Für 1 Liter Arganöl sitzt eine Dame dann einen ganzen Tag am Mühlstein und mahlt die zuvor herausgeklaubten Samen.

Daher ist das alles auch nicht billig, selbst für marokkanische Verhältnisse, aber es hat eine sehr gute Qualität und wir möchten die Damen unterstützen und kaufen daher dann doch die Anti-Faltencreme und das Speiseöl, denn das findet ohne weiteres noch einen Platz im Koffer.

Erdbeben 2023

Wir nähern uns den höher gelegenen Bergdörfern und ich frage Achmed nach den Auswirkungen des verheerenden Erdbebens im letzten Sommer, das auch bei uns tagelang durch die Nachrichten ging. Gerade die Bergdörfer sollen massiv betroffen gewesen, tagelang von der Welt abgeschnitten und einige komplett zerstört worden sein. Hier sieht es so ähnlich aus, mein Eindruck ist, dass vieles zerstört und noch nicht wieder aufgebaut wurde, viele eingebrochene Hauswände, viele Baustellen, um die Felswände zu bearbeiten und zu sichern, viel roter Schlamm, provisorische wackelige Bretterbrücken über den Fluss, in den Häusern tiefe Risse und abgebrochene Bauteile.

Aber zu meinem Entsetzen sagt Achmed, dass die Auswirkungen hier nicht zu spüren gewesen waren, sondern 80 km weiter nördlich im Gebirge. Hier hätten die Leute Glück gehabt. Das bedeutet, es sieht hier immer so aus… als hätte es ein Erdbeben gegeben. Provisorisch, eingefallen, einfach arm. Ich bin betroffen, von dem was ich grade sehe.
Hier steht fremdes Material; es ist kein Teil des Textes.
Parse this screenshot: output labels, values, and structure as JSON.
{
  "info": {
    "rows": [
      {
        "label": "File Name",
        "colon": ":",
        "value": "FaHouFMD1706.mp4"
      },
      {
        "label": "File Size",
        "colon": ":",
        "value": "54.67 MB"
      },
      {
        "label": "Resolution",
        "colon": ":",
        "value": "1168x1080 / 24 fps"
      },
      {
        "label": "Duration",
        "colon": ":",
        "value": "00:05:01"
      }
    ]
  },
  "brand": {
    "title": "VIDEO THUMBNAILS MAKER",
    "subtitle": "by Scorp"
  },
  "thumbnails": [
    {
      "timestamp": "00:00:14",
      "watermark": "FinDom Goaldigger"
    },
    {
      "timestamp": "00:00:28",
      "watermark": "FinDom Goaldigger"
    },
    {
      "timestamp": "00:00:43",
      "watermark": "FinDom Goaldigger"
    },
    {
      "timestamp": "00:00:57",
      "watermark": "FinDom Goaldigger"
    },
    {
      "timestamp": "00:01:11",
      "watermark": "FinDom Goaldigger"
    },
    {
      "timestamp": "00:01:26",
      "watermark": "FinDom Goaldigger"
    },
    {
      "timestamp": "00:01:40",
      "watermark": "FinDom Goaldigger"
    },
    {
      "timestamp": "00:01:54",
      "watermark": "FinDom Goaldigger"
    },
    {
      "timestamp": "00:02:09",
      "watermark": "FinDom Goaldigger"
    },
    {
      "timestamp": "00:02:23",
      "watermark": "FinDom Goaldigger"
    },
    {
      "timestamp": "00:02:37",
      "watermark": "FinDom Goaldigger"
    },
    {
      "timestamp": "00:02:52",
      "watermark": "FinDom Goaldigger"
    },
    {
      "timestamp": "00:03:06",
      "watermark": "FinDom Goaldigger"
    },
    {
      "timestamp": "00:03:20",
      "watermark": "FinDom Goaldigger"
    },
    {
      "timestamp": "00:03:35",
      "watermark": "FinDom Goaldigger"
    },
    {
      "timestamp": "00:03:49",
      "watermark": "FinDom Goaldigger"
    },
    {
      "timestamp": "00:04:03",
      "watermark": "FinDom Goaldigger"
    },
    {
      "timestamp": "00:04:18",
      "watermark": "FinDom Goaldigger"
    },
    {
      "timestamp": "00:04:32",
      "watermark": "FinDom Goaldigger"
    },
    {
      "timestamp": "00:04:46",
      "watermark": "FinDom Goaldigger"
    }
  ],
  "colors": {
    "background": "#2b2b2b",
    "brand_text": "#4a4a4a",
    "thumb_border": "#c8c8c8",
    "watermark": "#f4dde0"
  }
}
Aber gerade deshalb benötigt Marokko hier das Geld aus dem Tourismus, es ist ein paradoxes Leben, anders kann ich das nicht beschreiben, was mich gerade bewegt.

Picknick am Fluss

Es wird nun Zeit zum späten Mittagessen. Wir fahren bereits länger schon an einem felsigen Flussbett entlang, in dem mal ein dünnes Rinnsal, mal etwas mehr Wasser über die Steine schießt. Immer wieder sehen wir Restaurants am anderen Flussufer mit bunten Sitzgelegenheiten direkt am Fluss. Achmed erklärt, dass viele Familien aus Marrakesch am Wochenende hierherkommen, um mit der gesamten Familie zu picknicken. Es gibt Areale, in denen können sie sich Essen mitbringen und verzehren, aber auch welche, in denen werden sie von den lokalen Restaurants versorgt.
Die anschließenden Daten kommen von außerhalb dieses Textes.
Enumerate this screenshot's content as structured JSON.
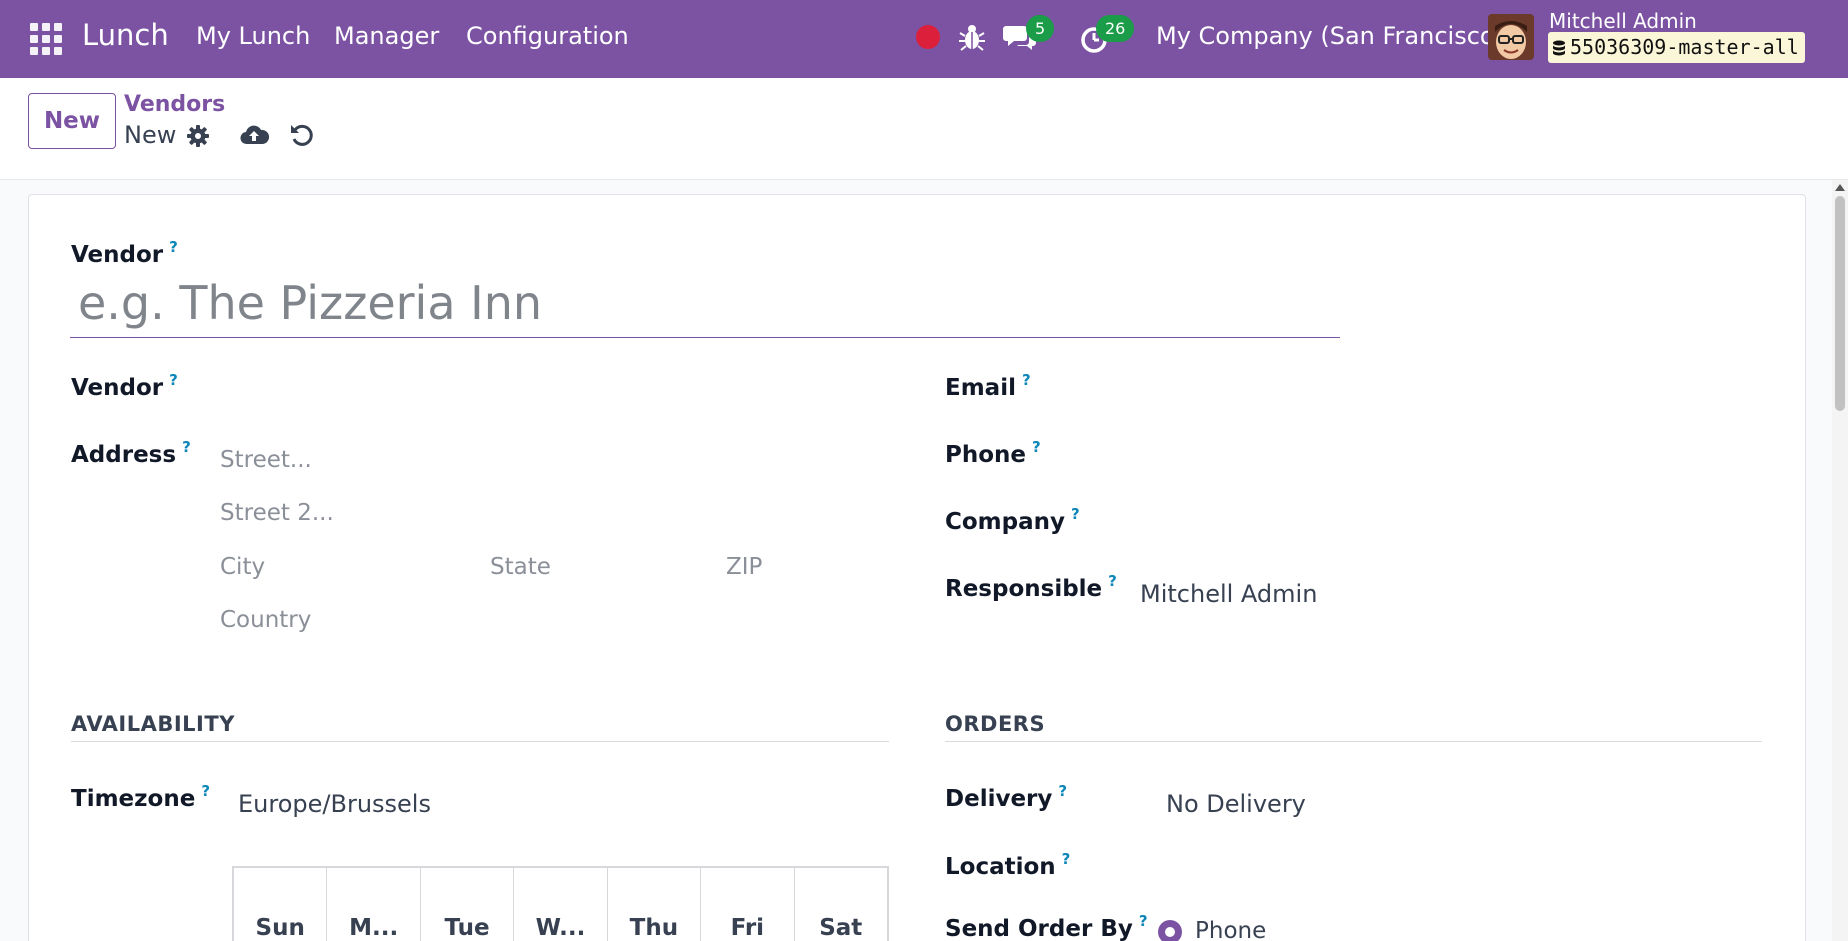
{
  "navbar": {
    "app_name": "Lunch",
    "menu": [
      "My Lunch",
      "Manager",
      "Configuration"
    ],
    "messages_count": "5",
    "activities_count": "26",
    "company": "My Company (San Francisco)",
    "user_name": "Mitchell Admin",
    "database": "55036309-master-all",
    "accent_color": "#7c53a3"
  },
  "control": {
    "new_button": "New",
    "breadcrumb_parent": "Vendors",
    "breadcrumb_current": "New"
  },
  "form": {
    "name_label": "Vendor",
    "name_placeholder": "e.g. The Pizzeria Inn",
    "help_mark": "?",
    "left": {
      "vendor_label": "Vendor",
      "address_label": "Address",
      "street_ph": "Street...",
      "street2_ph": "Street 2...",
      "city_ph": "City",
      "state_ph": "State",
      "zip_ph": "ZIP",
      "country_ph": "Country"
    },
    "right": {
      "email_label": "Email",
      "phone_label": "Phone",
      "company_label": "Company",
      "responsible_label": "Responsible",
      "responsible_value": "Mitchell Admin"
    },
    "availability": {
      "title": "AVAILABILITY",
      "timezone_label": "Timezone",
      "timezone_value": "Europe/Brussels",
      "days": [
        "Sun",
        "M...",
        "Tue",
        "W...",
        "Thu",
        "Fri",
        "Sat"
      ]
    },
    "orders": {
      "title": "ORDERS",
      "delivery_label": "Delivery",
      "delivery_value": "No Delivery",
      "location_label": "Location",
      "send_order_label": "Send Order By",
      "send_order_value": "Phone"
    }
  }
}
In so einem Restaurant sind wir nun zum Mittagessen angekündigt. Wir haben die Wahl zwischen bunten Sitz-Puffs und bunten Plastikstühlen, abgeschirmt von der Sonne unter einer großen Zeltplane. Über den Fluss führt wieder eine dieser wackeligen Bretterbrücken zum Haupthaus des Restaurants.
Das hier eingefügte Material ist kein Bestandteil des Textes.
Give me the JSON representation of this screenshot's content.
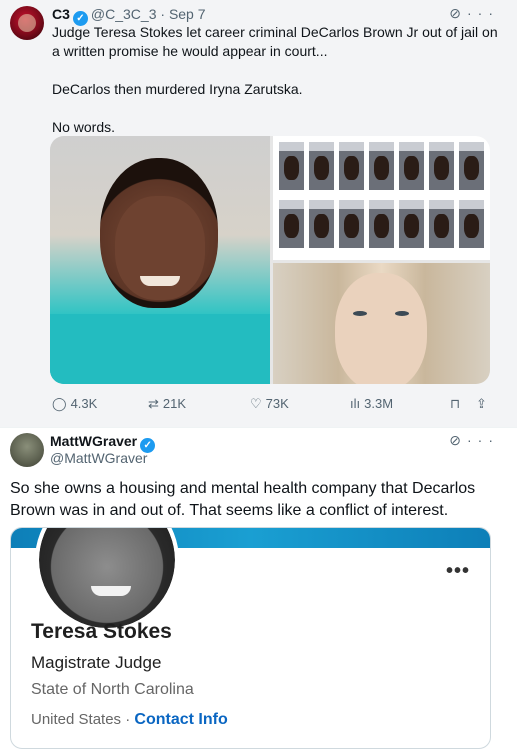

Wir bekommen eine leckere Gemüsesuppe und eine hervorragende Tajine und Hähnchenspieße serviert. Es weht ein leichter Wind und unter der Zeltplane sitzen wir geschützt vor der Sonne. Es ist ein sonderbarer Platz, aber irgendwie schön und entspannt.

Wir lassen die Wanderung zu den Wasserfällen aufgrund meiner Kniebeschwerden aus, was Achmed sehr schade findet und wir nach ca. 25 Wasserfällen in Neuseeland im letzten Jahr entspannt sehen.

Dann fährt uns Achmed wieder durchs Gebirge hinunter Richtung Marrakesch. Es ist eine anstrengende, unebene Strecke mit vielen Löchern, engen Biegungen und wir sind froh, als wir unten angelangt endlich wieder auf einer normalen Straße im Licht des frühen Abends nach Marrakesch kommen.

Bauchtanz im Azar

Abends sind wir eingebucht im Restaurant Azar, außerhalb der Medina, im neueren Marrakesch. Das Restaurant ist sehr modern, stylisch, abgedunkelt und wir waren gespannt auf den Abend mit Live Event, denn das Azar ist bekannt für seine Bauchtanz-Darbietungen. Wir können aus einer hervorragenden Menükarte wählen, dazu bietet das Azar gute Cocktails von einem kleinen Cocktail-Wagen, der zwischen den Reihen herumfährt und an dem ein Barkeeper mit einer kleinen Show Drinks mixt. Die Weinpreise haben es in sich und so entscheide ich mich heute für einen marokkanischen Aperol-Sprizz, der zusätzlich eine Zimtstange enthält – die ich gleich wieder rausfische, denn der Zimt gewinnt geschmacklich zu sehr die Oberhand in diesem Sprizz.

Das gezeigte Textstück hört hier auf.